Brexit has certainly raised more questions than it has answered.

But on referendum day I understood why my countrymen had voted to leave. Every year the UK pays a lot of money into the EU, every year the EU tells the UK what laws to follow, who it can trade with, who can enter and leave.

The EU seems to make a  lot of sense for the poorer countries, but richer ones?

The UK wants a different future to that of the EU. The EU seeks to unite Europe under a common flag, anthem, currency, court, parliament, law… it all sounds very noble. Maybe it is, but we are not all the same.
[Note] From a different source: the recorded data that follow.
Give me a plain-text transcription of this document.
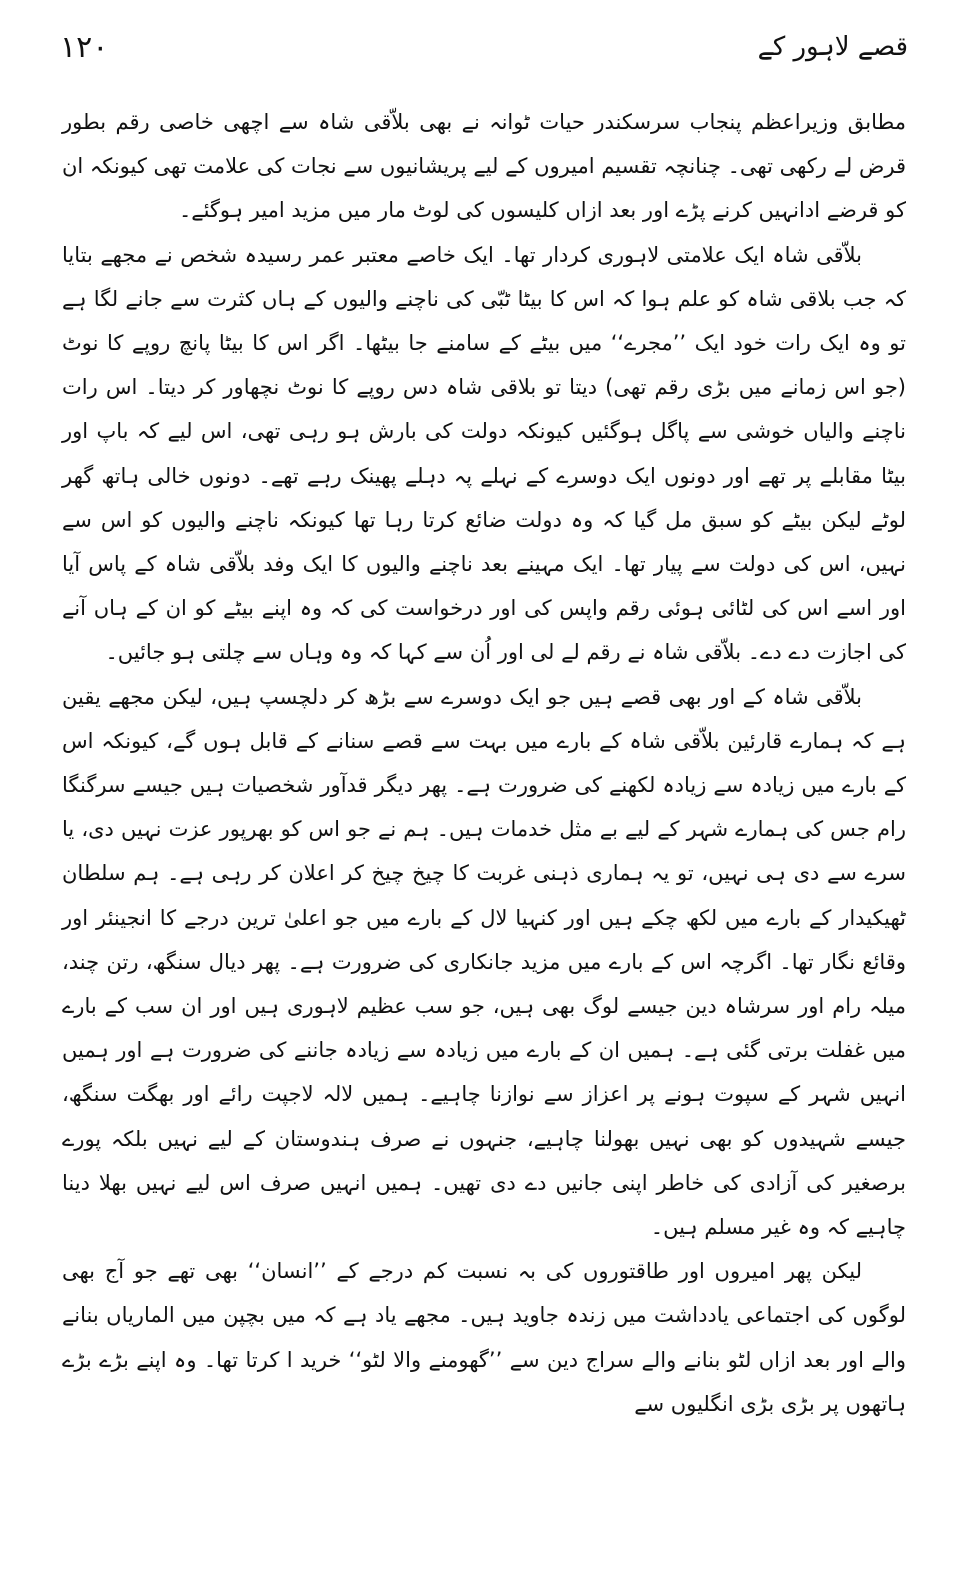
۱۲۰	قصے لاہور کے

مطابق وزیراعظم پنجاب سرسکندر حیات ٹوانہ نے بھی بلاّقی شاہ سے اچھی خاصی رقم بطور قرض لے رکھی تھی۔ چنانچہ تقسیم امیروں کے لیے پریشانیوں سے نجات کی علامت تھی کیونکہ ان کو قرضے ادانہیں کرنے پڑے اور بعد ازاں کلیسوں کی لوٹ مار میں مزید امیر ہوگئے۔

بلاّقی شاہ ایک علامتی لاہوری کردار تھا۔ ایک خاصے معتبر عمر رسیدہ شخص نے مجھے بتایا کہ جب بلاقی شاہ کو علم ہوا کہ اس کا بیٹا ٹبّی کی ناچنے والیوں کے ہاں کثرت سے جانے لگا ہے تو وہ ایک رات خود ایک ’’مجرے‘‘ میں بیٹے کے سامنے جا بیٹھا۔ اگر اس کا بیٹا پانچ روپے کا نوٹ (جو اس زمانے میں بڑی رقم تھی) دیتا تو بلاقی شاہ دس روپے کا نوٹ نچھاور کر دیتا۔ اس رات ناچنے والیاں خوشی سے پاگل ہوگئیں کیونکہ دولت کی بارش ہو رہی تھی، اس لیے کہ باپ اور بیٹا مقابلے پر تھے اور دونوں ایک دوسرے کے نہلے پہ دہلے پھینک رہے تھے۔ دونوں خالی ہاتھ گھر لوٹے لیکن بیٹے کو سبق مل گیا کہ وہ دولت ضائع کرتا رہا تھا کیونکہ ناچنے والیوں کو اس سے نہیں، اس کی دولت سے پیار تھا۔ ایک مہینے بعد ناچنے والیوں کا ایک وفد بلاّقی شاہ کے پاس آیا اور اسے اس کی لٹائی ہوئی رقم واپس کی اور درخواست کی کہ وہ اپنے بیٹے کو ان کے ہاں آنے کی اجازت دے دے۔ بلاّقی شاہ نے رقم لے لی اور اُن سے کہا کہ وہ وہاں سے چلتی ہو جائیں۔

بلاّقی شاہ کے اور بھی قصے ہیں جو ایک دوسرے سے بڑھ کر دلچسپ ہیں، لیکن مجھے یقین ہے کہ ہمارے قارئین بلاّقی شاہ کے بارے میں بہت سے قصے سنانے کے قابل ہوں گے، کیونکہ اس کے بارے میں زیادہ سے زیادہ لکھنے کی ضرورت ہے۔ پھر دیگر قدآور شخصیات ہیں جیسے سرگنگا رام جس کی ہمارے شہر کے لیے بے مثل خدمات ہیں۔ ہم نے جو اس کو بھرپور عزت نہیں دی، یا سرے سے دی ہی نہیں، تو یہ ہماری ذہنی غربت کا چیخ چیخ کر اعلان کر رہی ہے۔ ہم سلطان ٹھیکیدار کے بارے میں لکھ چکے ہیں اور کنہیا لال کے بارے میں جو اعلیٰ ترین درجے کا انجینئر اور وقائع نگار تھا۔ اگرچہ اس کے بارے میں مزید جانکاری کی ضرورت ہے۔ پھر دیال سنگھ، رتن چند، میلہ رام اور سرشاہ دین جیسے لوگ بھی ہیں، جو سب عظیم لاہوری ہیں اور ان سب کے بارے میں غفلت برتی گئی ہے۔ ہمیں ان کے بارے میں زیادہ سے زیادہ جاننے کی ضرورت ہے اور ہمیں انہیں شہر کے سپوت ہونے پر اعزاز سے نوازنا چاہیے۔ ہمیں لالہ لاجپت رائے اور بھگت سنگھ، جیسے شہیدوں کو بھی نہیں بھولنا چاہیے، جنہوں نے صرف ہندوستان کے لیے نہیں بلکہ پورے برصغیر کی آزادی کی خاطر اپنی جانیں دے دی تھیں۔ ہمیں انہیں صرف اس لیے نہیں بھلا دینا چاہیے کہ وہ غیر مسلم ہیں۔

لیکن پھر امیروں اور طاقتوروں کی بہ نسبت کم درجے کے ’’انسان‘‘ بھی تھے جو آج بھی لوگوں کی اجتماعی یادداشت میں زندہ جاوید ہیں۔ مجھے یاد ہے کہ میں بچپن میں الماریاں بنانے والے اور بعد ازاں لٹو بنانے والے سراج دین سے ’’گھومنے والا لٹو‘‘ خرید ا کرتا تھا۔ وہ اپنے بڑے بڑے ہاتھوں پر بڑی بڑی انگلیوں سے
Take healthcare. A publicly-insured German can expect to pay several hundred euros per month for medical care (over 15% of their income). If they require treatment they might have to pay a deductible. Medicine, prescriptions, examinations, advice and appointments, everything seems to cost just a little bit extra.

A Briton can go to hospital for free. See their doctor for free. Get medicine for £8.40 rather than hundreds of pounds. Now imagine having to extending that privilege to every single person who comes to the UK through EU law.

The EU is a big government making big decisions…

It seems to make a lot of sense for the big people, but the little ones?